Source Code, a sci-fi thriller released last week, is based on the premise that science will let people really get into each other’s heads. The eponymous technology, the trailer tells us, is a computer program that “enables you to cross over into another man’s identity.” What results is a scenario that’s part Matrix, part Groundhog Day: lugged into the Source Code program, Jake Gyllenhaal—er, Captain Colter Stevens—lives through the last eight minutes of another man’s consciousness, just before the man’s train was blown up in a terrorist attack, in an effort to identify the bomber. (Stevens’s body, like Neo’s, stays in one place while his mind is elsewhere.) When the first run-through fails to turn up a culprit, Stevens relives those eight minutes again and again, having a different experience—new conversations, new sensations—each time.
Could something like that ever happen?

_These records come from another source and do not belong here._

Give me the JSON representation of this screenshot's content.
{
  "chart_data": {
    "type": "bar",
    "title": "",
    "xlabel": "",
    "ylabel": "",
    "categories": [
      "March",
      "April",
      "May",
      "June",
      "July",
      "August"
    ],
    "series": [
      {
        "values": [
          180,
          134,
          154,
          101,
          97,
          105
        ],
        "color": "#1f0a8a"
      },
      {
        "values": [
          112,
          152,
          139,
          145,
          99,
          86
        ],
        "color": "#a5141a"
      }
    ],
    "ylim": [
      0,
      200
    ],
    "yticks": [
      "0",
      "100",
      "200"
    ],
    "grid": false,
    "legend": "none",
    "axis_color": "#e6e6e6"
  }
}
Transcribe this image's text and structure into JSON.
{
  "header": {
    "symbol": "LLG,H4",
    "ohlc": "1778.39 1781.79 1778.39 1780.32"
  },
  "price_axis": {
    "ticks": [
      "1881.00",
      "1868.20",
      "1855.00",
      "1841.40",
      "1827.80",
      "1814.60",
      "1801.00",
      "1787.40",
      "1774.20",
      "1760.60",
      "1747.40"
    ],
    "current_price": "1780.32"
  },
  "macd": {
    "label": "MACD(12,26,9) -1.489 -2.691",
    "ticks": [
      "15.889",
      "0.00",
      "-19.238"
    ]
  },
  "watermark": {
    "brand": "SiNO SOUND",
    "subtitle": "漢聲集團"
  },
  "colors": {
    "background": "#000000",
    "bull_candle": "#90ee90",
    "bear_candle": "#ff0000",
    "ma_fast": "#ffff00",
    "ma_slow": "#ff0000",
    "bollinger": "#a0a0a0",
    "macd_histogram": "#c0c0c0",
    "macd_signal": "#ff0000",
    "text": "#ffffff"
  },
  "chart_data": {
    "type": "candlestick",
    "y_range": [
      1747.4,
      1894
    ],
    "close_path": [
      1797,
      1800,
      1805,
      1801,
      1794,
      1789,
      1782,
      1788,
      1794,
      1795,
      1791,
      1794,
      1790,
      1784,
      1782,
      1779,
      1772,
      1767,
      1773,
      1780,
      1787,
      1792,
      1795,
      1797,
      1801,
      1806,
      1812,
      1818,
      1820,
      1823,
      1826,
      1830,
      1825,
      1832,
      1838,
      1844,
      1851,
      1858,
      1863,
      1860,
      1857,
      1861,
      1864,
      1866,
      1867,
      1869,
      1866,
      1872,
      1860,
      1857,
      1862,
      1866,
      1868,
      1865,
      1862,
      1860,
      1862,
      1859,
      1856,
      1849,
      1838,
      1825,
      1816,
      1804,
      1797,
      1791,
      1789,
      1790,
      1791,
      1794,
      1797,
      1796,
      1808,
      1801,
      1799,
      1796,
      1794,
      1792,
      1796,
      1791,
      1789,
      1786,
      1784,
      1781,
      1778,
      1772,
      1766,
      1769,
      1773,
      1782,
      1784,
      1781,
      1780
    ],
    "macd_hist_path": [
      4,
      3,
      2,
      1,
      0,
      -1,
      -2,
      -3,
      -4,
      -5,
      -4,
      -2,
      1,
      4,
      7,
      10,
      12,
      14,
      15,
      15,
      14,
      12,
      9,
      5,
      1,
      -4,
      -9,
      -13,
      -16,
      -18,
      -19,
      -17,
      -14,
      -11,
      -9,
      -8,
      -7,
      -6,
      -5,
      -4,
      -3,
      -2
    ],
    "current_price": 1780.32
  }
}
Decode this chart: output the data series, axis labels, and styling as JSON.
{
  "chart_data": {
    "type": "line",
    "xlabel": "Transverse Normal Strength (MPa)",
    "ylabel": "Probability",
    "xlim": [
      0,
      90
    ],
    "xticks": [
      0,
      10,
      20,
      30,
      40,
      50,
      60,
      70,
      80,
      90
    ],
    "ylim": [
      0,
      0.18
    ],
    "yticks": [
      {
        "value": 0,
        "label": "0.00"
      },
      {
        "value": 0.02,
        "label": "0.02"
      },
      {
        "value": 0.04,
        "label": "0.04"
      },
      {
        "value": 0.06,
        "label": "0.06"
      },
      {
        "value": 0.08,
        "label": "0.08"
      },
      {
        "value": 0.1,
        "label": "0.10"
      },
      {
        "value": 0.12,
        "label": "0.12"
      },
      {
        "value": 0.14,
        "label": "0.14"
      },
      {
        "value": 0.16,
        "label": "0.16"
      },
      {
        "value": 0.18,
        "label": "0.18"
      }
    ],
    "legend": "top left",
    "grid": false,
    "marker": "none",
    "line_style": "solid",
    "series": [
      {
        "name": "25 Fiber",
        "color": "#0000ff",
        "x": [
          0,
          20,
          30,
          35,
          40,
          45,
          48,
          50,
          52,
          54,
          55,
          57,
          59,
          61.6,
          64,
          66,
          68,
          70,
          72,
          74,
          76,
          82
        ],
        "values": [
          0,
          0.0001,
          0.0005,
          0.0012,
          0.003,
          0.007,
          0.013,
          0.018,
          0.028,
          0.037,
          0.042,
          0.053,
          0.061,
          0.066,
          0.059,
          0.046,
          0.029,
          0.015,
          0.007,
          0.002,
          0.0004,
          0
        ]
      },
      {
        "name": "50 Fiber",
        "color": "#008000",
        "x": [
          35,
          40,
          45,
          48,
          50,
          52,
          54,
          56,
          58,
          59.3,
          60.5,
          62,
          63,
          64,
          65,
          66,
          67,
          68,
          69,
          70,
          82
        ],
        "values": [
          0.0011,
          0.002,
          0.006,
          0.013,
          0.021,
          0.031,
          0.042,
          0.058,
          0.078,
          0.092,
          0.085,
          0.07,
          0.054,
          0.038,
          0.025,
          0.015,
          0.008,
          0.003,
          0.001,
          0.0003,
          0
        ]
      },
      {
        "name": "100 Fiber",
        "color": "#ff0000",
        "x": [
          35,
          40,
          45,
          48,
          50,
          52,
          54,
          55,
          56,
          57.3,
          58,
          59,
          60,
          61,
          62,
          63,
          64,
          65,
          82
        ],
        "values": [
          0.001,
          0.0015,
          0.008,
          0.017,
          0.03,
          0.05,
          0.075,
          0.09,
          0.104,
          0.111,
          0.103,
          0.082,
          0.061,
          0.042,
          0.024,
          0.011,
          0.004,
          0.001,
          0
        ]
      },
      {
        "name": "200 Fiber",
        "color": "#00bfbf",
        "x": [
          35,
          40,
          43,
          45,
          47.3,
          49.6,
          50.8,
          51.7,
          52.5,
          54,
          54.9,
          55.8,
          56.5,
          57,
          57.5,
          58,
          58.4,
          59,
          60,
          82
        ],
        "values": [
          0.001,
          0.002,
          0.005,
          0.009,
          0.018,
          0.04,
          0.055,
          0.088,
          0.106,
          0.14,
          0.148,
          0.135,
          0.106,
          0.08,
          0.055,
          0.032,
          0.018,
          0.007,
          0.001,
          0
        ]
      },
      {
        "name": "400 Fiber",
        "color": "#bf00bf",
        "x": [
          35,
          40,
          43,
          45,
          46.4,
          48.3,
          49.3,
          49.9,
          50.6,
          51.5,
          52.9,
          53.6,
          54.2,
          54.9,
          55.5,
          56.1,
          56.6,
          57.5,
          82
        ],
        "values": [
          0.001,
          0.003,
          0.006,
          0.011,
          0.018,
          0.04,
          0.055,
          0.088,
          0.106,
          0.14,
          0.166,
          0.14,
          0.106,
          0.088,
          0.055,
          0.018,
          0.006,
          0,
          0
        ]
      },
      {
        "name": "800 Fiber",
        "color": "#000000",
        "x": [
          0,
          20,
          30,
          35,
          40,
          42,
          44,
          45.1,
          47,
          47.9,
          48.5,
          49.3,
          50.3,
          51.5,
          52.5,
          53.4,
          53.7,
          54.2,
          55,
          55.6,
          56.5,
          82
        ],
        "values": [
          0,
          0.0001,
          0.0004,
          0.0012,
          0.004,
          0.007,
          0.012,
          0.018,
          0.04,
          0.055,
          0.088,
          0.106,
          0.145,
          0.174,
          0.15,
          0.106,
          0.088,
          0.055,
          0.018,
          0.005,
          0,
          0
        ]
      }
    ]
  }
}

While much of the technology in Source Code will remain purely fiction, says University of Arizona neuroscientist and electrical engineer Charles Higgins, modern science may eventually let us take a peek at, and even play around with, someone else’s consciousness. Among the movie’s technological inventions, Higgins says, “the idea of monitoring and influencing consciousness with a physical neural interface is the most plausible.”
These things always start small: First someone programs a computer to read minds, and next thing you know it’ll be Eternal Sunshine of the Spotless Mind, and we’ll all be erasing unpleasant memories.
And how long a step can it be from there to the trippy I’m-in-your-mind sequences from The Cell, or even, dare I say it, The Matrix itself? And the mind-reading computer that starts it all? We’re getting there.